La fixation de cet événement est relativement simple concernant les lésions physiques, mais s’avère plus complexe dès lors qu’il est question de dommages psychologiques, notamment ceux qui découlent d’une agression physique.
Début juillet, la Cour de cassation a justement été interrogée sur le point de départ du délai de prescription pour une agression sexuelle, et de la prise en compte de l’état de consolidation des blessures psychiques de la victime.
Dans cette affaire, un membre de la direction d’un établissement d’enseignement scolaire et une Association diocésaine sont assignés quarante-sept ans après les faits, en responsabilité et indemnisation de préjudices consécutifs à des viols et agressions sexuelles subis par un collégien de l’époque, faits dénoncés par la victime dès 2001.
Les demandes de la victime sont rejetées tant devant le Tribunal qu’en appel, au motif que les faits sont prescrits.
Devant la Cour de cassation, la victime reproche aux juridictions précédentes d’avoir retenu comme point de départ de la période de prescription de 10 ans, l’année 1989, date à laquelle il a entamé une thérapie, sans avoir recherché si son état était consolidé à cette date.
La Cour de cassation fait alors droit à sa demande, et l’intérêt de cette décision est double.

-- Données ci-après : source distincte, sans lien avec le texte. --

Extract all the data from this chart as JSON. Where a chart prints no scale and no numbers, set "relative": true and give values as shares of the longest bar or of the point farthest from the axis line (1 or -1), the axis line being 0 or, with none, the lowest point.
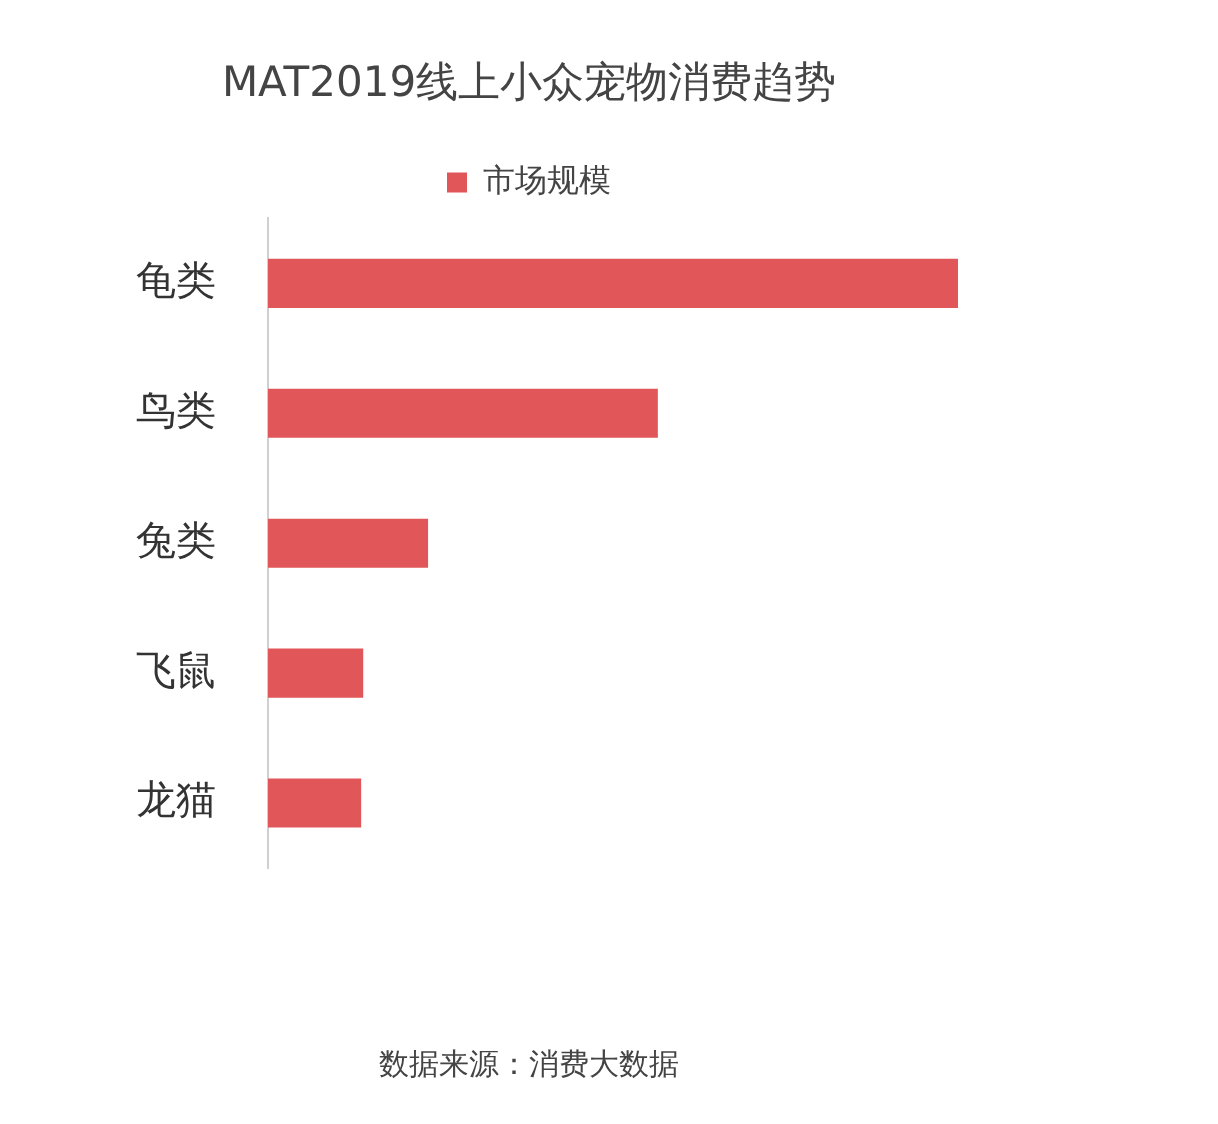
{
  "chart_data": {
    "type": "bar",
    "orientation": "horizontal",
    "relative": true,
    "title": "MAT2019线上小众宠物消费趋势",
    "categories": [
      "龟类",
      "鸟类",
      "兔类",
      "飞鼠",
      "龙猫"
    ],
    "series": [
      {
        "name": "市场规模",
        "color": "#e15759",
        "values": [
          1,
          0.565,
          0.232,
          0.138,
          0.135
        ]
      }
    ],
    "legend": "top",
    "annotations": [
      "数据来源：消费大数据"
    ]
  }
}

D’une part, le Tribunal de première instance, la Cour d’appel et la Cour de cassation sont unanimes sur un point : le dommage psychologique engendré par l’agression sexuelle constitue un dommage corporel soumis au délai de prescription de 10 ans, comme prévu à l’article 2226 du Code civil.
Mais leurs avis divergent quant au point de départ du délai de prescription. La Haute juridiction tranche en faveur de la date de consolidation des lésions résultant du préjudice, et non la date où la victime a entamé une psychothérapie comme a pu le retenir la juridiction d’appel, à qui il est reproché de ne pas avoir recherché si le dommage avait fait l'objet d'une consolidation et, le cas échéant, quelle était la date de cette consolidation.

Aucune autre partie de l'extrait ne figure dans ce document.